Da ist wieder dieses Gefühl in mir, es überfällt mich wie ein dunkler Schatten: Ich hätte nie hierherkommen dürfen.
Nervös lasse ich meinen Blick über den Bahnsteig schweifen. Noch habe ich sie nicht entdeckt, aber das Türfenster ist zu klein und der Rücken der Frau, die immer wieder energisch den Türhebel nach unten drückt, verdeckt mir die Sicht.

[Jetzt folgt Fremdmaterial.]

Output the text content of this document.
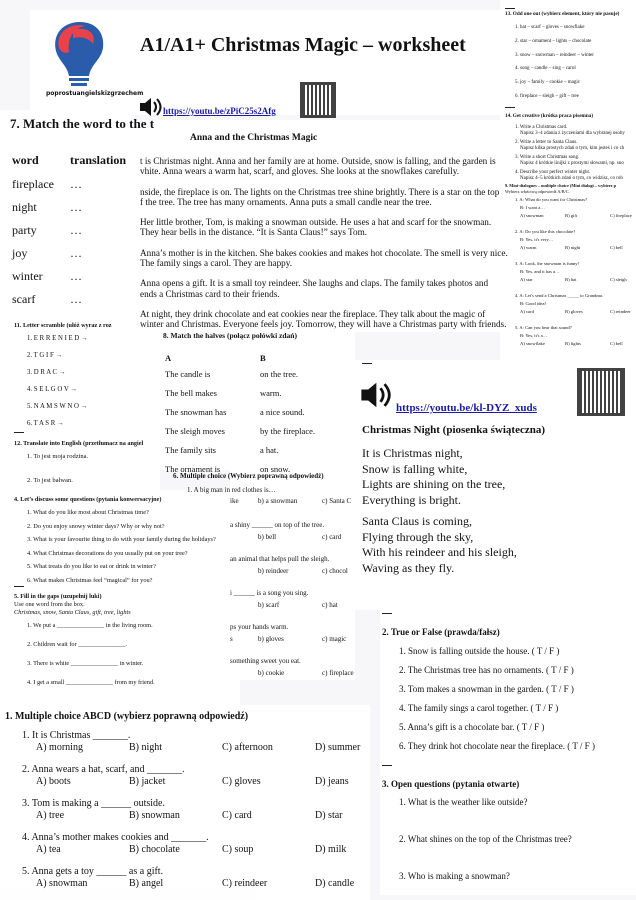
A1/A1+ Christmas Magic – worksheet
poprostuangielskizgrzechem
https://youtu.be/zPiC25s2Afg
7. Match the word to the t
word	translation
fireplace …
night	…
party	…
joy	…
winter …
scarf	…
Anna and the Christmas Magic
t is Christmas night. Anna and her family are at home. Outside, snow is falling, and the garden is
vhite. Anna wears a warm hat, scarf, and gloves. She looks at the snowflakes carefully.
nside, the fireplace is on. The lights on the Christmas tree shine brightly. There is a star on the top
f the tree. The tree has many ornaments. Anna puts a small candle near the tree.
Her little brother, Tom, is making a snowman outside. He uses a hat and scarf for the snowman.
They hear bells in the distance. “It is Santa Claus!” says Tom.
Anna’s mother is in the kitchen. She bakes cookies and makes hot chocolate. The smell is very nice.
The family sings a carol. They are happy.
Anna opens a gift. It is a small toy reindeer. She laughs and claps. The family takes photos and
ends a Christmas card to their friends.
At night, they drink chocolate and eat cookies near the fireplace. They talk about the magic of
winter and Christmas. Everyone feels joy. Tomorrow, they will have a Christmas party with friends.
13. Odd one out (wybierz element, który nie pasuje)
1. hat – scarf – gloves – snowflake
2. star – ornament – lights – chocolate
3. snow – snowman – reindeer – winter
4. song – candle – sing – carol
5. joy – family – cookie – magic
6. fireplace – sleigh – gift – tree
14. Get creative (krótka praca pisemna)
1. Write a Christmas card.
Napisz 3–4 zdania z życzeniami dla wybranej osoby
2. Write a letter to Santa Claus.
Napisz kilka prostych zdań o tym, kim jesteś i co ch
3. Write a short Christmas song.
Napisz 4 krótkie linijki z prostymi słowami, np. sno
4. Describe your perfect winter night.
Napisz 4–5 krótkich zdań o tym, co widzisz, co rob
9. Mini-dialogues – multiple choice (Mini dialogi – wybierz p
Wybierz właściwą odpowiedź A/B/C.
1. A: What do you want for Christmas?
B: I want a…
A) snowman	B) gift	C) fireplace
2. A: Do you like this chocolate?
B: Yes, it's very…
A) warm	B) night	C) bell
3. A: Look, the snowman is funny!
B: Yes, and it has a…
A) star	B) hat	C) sleigh
4. A: Let's send a Christmas _____ to Grandma.
B: Good idea!
A) card	B) gloves	C) reindeer
5. A: Can you hear that sound?
B: Yes, it's a…
A) snowflake	B) lights	C) bell
11. Letter scramble (ułóż wyraz z roz
1. E R R E N I E D →
2. T G I F →
3. D R A C →
4. S E L G O V →
5. N A M S W N O →
6. T A S R →
12. Translate into English (przetłumacz na angiel
1. To jest moja rodzina.
2. To jest bałwan.
4. Let’s discuss some questions (pytania konwersacyjne)
1. What do you like most about Christmas time?
2. Do you enjoy snowy winter days? Why or why not?
3. What is your favourite thing to do with your family during the holidays?
4. What Christmas decorations do you usually put on your tree?
5. What treats do you like to eat or drink in winter?
6. What makes Christmas feel “magical” for you?
5. Fill in the gaps (uzupełnij luki)
Use one word from the box.
Christmas, snow, Santa Claus, gift, tree, lights
1. We put a _______________ in the living room.
2. Children wait for _______________.
3. There is white _______________ in winter.
4. I get a small _______________ from my friend.
8. Match the halves (połącz połówki zdań)
A	B
The candle is	on the tree.
The bell makes	warm.
The snowman has	a nice sound.
The sleigh moves	by the fireplace.
The family sits	a hat.
The ornament is	on snow.
6. Multiple choice (Wybierz poprawną odpowiedź)
1. A big man in red clothes is…
ike	b) a snowman	c) Santa C
a shiny ______ on top of the tree.
b) bell	c) card
an animal that helps pull the sleigh.
b) reindeer	c) chocol
i ______ is a song you sing.
b) scarf	c) hat
ps your hands warm.
s	b) gloves	c) magic
something sweet you eat.
b) cookie	c) fireplace
https://youtu.be/kl-DYZ_xuds
Christmas Night (piosenka świąteczna)
It is Christmas night,
Snow is falling white,
Lights are shining on the tree,
Everything is bright.
Santa Claus is coming,
Flying through the sky,
With his reindeer and his sleigh,
Waving as they fly.
2. True or False (prawda/fałsz)
1. Snow is falling outside the house. ( T / F )
2. The Christmas tree has no ornaments. ( T / F )
3. Tom makes a snowman in the garden. ( T / F )
4. The family sings a carol together. ( T / F )
5. Anna’s gift is a chocolate bar. ( T / F )
6. They drink hot chocolate near the fireplace. ( T / F )
3. Open questions (pytania otwarte)
1. What is the weather like outside?
2. What shines on the top of the Christmas tree?
3. Who is making a snowman?
1. Multiple choice ABCD (wybierz poprawną odpowiedź)
1. It is Christmas _______.
A) morning	B) night	C) afternoon	D) summer
2. Anna wears a hat, scarf, and _______.
A) boots	B) jacket	C) gloves	D) jeans
3. Tom is making a ______ outside.
A) tree	B) snowman	C) card	D) star
4. Anna’s mother makes cookies and _______.
A) tea	B) chocolate	C) soup	D) milk
5. Anna gets a toy ______ as a gift.
A) snowman	B) angel	C) reindeer	D) candle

Die Tür geht auf, ich hänge meine Reisetasche um und steige die Stufen hinunter. Ich sehe mich um. Viele Abholer. Doch weit und breit keine Spur von Leonie. Vielleicht hat sie sich ja verändert, seit ich sie vor einem Jahr das letzte Mal gesehen habe, hat ihr dunkles, langes Haar abgeschnitten oder blond gefärbt, trägt keine engen Sachen mehr, sondern lässig weite ...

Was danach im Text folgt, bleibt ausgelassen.